En últimas, el colombiano viajero no tiene empacho en esculcar entre el clóset para reciclar algún viejo regalo navideño que se convierte entonces en detalle transnacional. Estos son cinco objetos perfectos para el medianamente generoso chibchombiano: 1) Lámpara lobísima de fibras iluminadas que, presentadas a manera de ramillete, van cambiando de color mientras giran sobre una base donde van las pilas. 2) Cenicero precolombino con enchape de piedras de fantasía que en la parte de abajo lleva una calcomanía con la frase "orgullosamente hecho en Muzo". 3) Reloj marca Ravel, año 2003, con la bandera de Colombia en el pulso y el tablero (mica ligeramente rayada). 4) Protector de crochet para la tapa del inodoro y de la cisterna con forro para rollo de papel higiénico extra. 5) Un CD de la primera formación de Los 50 de Joselito. Los regalos pueden ir en la maleta o, si se trata de muchos familiares o amigos para visitar, en caja zunchada que siempre amenaza con desarmarse cuando da vueltas en la cinta transportadora del aeropuerto.

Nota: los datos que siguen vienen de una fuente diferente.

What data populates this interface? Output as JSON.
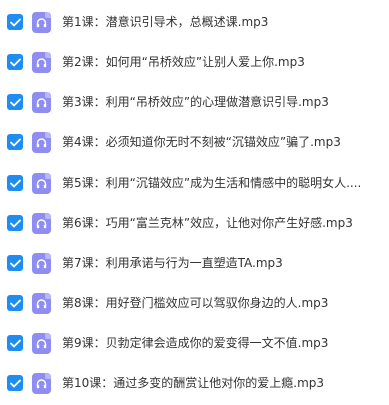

Inevitable mencionar que, aun cuando no viaja, el colombiano insiste en tener atenciones con la diáspora. Para eso jamás se le ocurre pensar en un servicio de correo porque "las cosas se refunden" y "todo llega desportillado" (traducción: ¡es berracamente caro!). Así que siempre conseguimos a otro compatriota que nos las lleve en la maleta y, seguro, nunca falta el imbécil que acepte viajar a Nueva York con una docena de ponqués Gala.

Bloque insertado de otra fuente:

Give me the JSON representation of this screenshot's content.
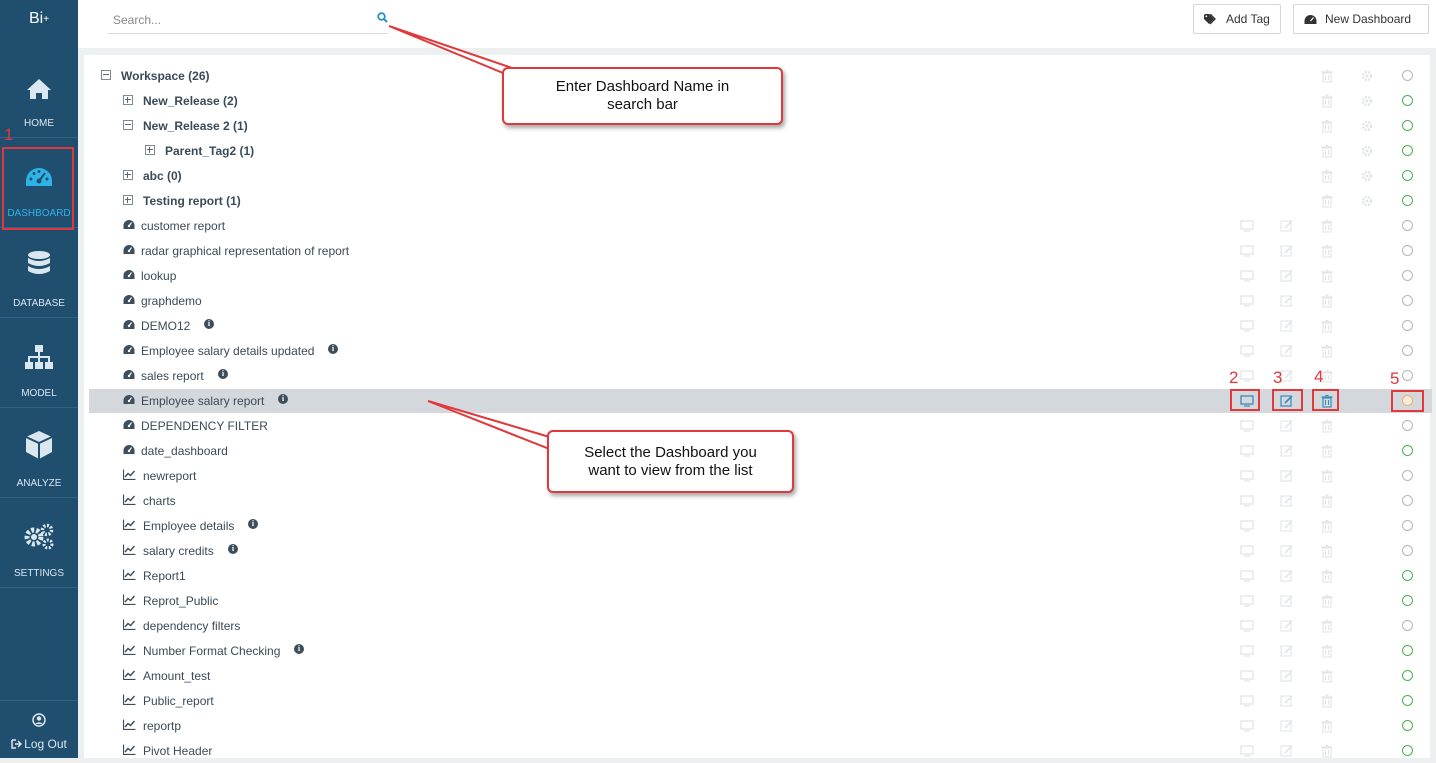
{
  "app": {
    "logo": "Bi",
    "logo_sup": "+"
  },
  "sidebar": {
    "items": [
      {
        "label": "HOME",
        "icon": "home-icon"
      },
      {
        "label": "DASHBOARD",
        "icon": "dashboard-gauge-icon",
        "active": true
      },
      {
        "label": "DATABASE",
        "icon": "database-icon"
      },
      {
        "label": "MODEL",
        "icon": "sitemap-icon"
      },
      {
        "label": "ANALYZE",
        "icon": "cube-icon"
      },
      {
        "label": "SETTINGS",
        "icon": "gears-icon"
      }
    ],
    "logout": "Log Out"
  },
  "topbar": {
    "search_placeholder": "Search...",
    "add_tag": "Add Tag",
    "new_dashboard": "New Dashboard"
  },
  "tree": {
    "folders": [
      {
        "label": "Workspace (26)",
        "expanded": true,
        "status": "off"
      },
      {
        "label": "New_Release (2)",
        "expanded": false,
        "status": "on"
      },
      {
        "label": "New_Release 2 (1)",
        "expanded": true,
        "status": "on"
      },
      {
        "label": "Parent_Tag2 (1)",
        "expanded": false,
        "status": "on"
      },
      {
        "label": "abc (0)",
        "expanded": false,
        "status": "on"
      },
      {
        "label": "Testing report (1)",
        "expanded": false,
        "status": "on"
      }
    ],
    "items": [
      {
        "label": "customer report",
        "type": "dashboard",
        "info": false,
        "status": "off"
      },
      {
        "label": "radar graphical representation of report",
        "type": "dashboard",
        "info": false,
        "status": "off"
      },
      {
        "label": "lookup",
        "type": "dashboard",
        "info": false,
        "status": "off"
      },
      {
        "label": "graphdemo",
        "type": "dashboard",
        "info": false,
        "status": "off"
      },
      {
        "label": "DEMO12",
        "type": "dashboard",
        "info": true,
        "status": "off"
      },
      {
        "label": "Employee salary details updated",
        "type": "dashboard",
        "info": true,
        "status": "off"
      },
      {
        "label": "sales report",
        "type": "dashboard",
        "info": true,
        "status": "off"
      },
      {
        "label": "Employee salary report",
        "type": "dashboard",
        "info": true,
        "status": "selected",
        "selected": true
      },
      {
        "label": "DEPENDENCY FILTER",
        "type": "dashboard",
        "info": false,
        "status": "off"
      },
      {
        "label": "date_dashboard",
        "type": "dashboard",
        "info": false,
        "status": "on"
      },
      {
        "label": "newreport",
        "type": "report",
        "info": false,
        "status": "off"
      },
      {
        "label": "charts",
        "type": "report",
        "info": false,
        "status": "off"
      },
      {
        "label": "Employee details",
        "type": "report",
        "info": true,
        "status": "off"
      },
      {
        "label": "salary credits",
        "type": "report",
        "info": true,
        "status": "off"
      },
      {
        "label": "Report1",
        "type": "report",
        "info": false,
        "status": "on"
      },
      {
        "label": "Reprot_Public",
        "type": "report",
        "info": false,
        "status": "on"
      },
      {
        "label": "dependency filters",
        "type": "report",
        "info": false,
        "status": "off"
      },
      {
        "label": "Number Format Checking",
        "type": "report",
        "info": true,
        "status": "on"
      },
      {
        "label": "Amount_test",
        "type": "report",
        "info": false,
        "status": "on"
      },
      {
        "label": "Public_report",
        "type": "report",
        "info": false,
        "status": "on"
      },
      {
        "label": "reportp",
        "type": "report",
        "info": false,
        "status": "on"
      },
      {
        "label": "Pivot Header",
        "type": "report",
        "info": false,
        "status": "on"
      }
    ]
  },
  "annotations": {
    "callout_search": "Enter Dashboard Name in search bar",
    "callout_select": "Select the Dashboard you want to view from the list",
    "numbers": [
      "1",
      "2",
      "3",
      "4",
      "5"
    ]
  },
  "colors": {
    "sidebar_bg": "#1f4e6e",
    "active_accent": "#2fb3e6",
    "annotation_red": "#e0383b",
    "status_on": "#4caf50",
    "status_off": "#b5b5b5"
  }
}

Posdata: Ahórrese tiempo y energía, y aprenda de Daniel Samper Pizano, quien descubrió hace décadas la mejor manera de salir del bollo del regalo de viaje: El Balay, en la 15 con 75, en Bogotá, donde una chiva de Pitalito, un pesebre en trapo, un cofre decorado con barniz de Pasto, un tunjo tallado en madera o, incluso, una botella de 350 ml de sabajón de feijoa pueden tender lazos que no se afianzarían ni con un buen polvo. El último buen polvo de Daniel fue, como sus regalos, precolombino… ¡pero qué cantidad de amigos tiene en el mundo!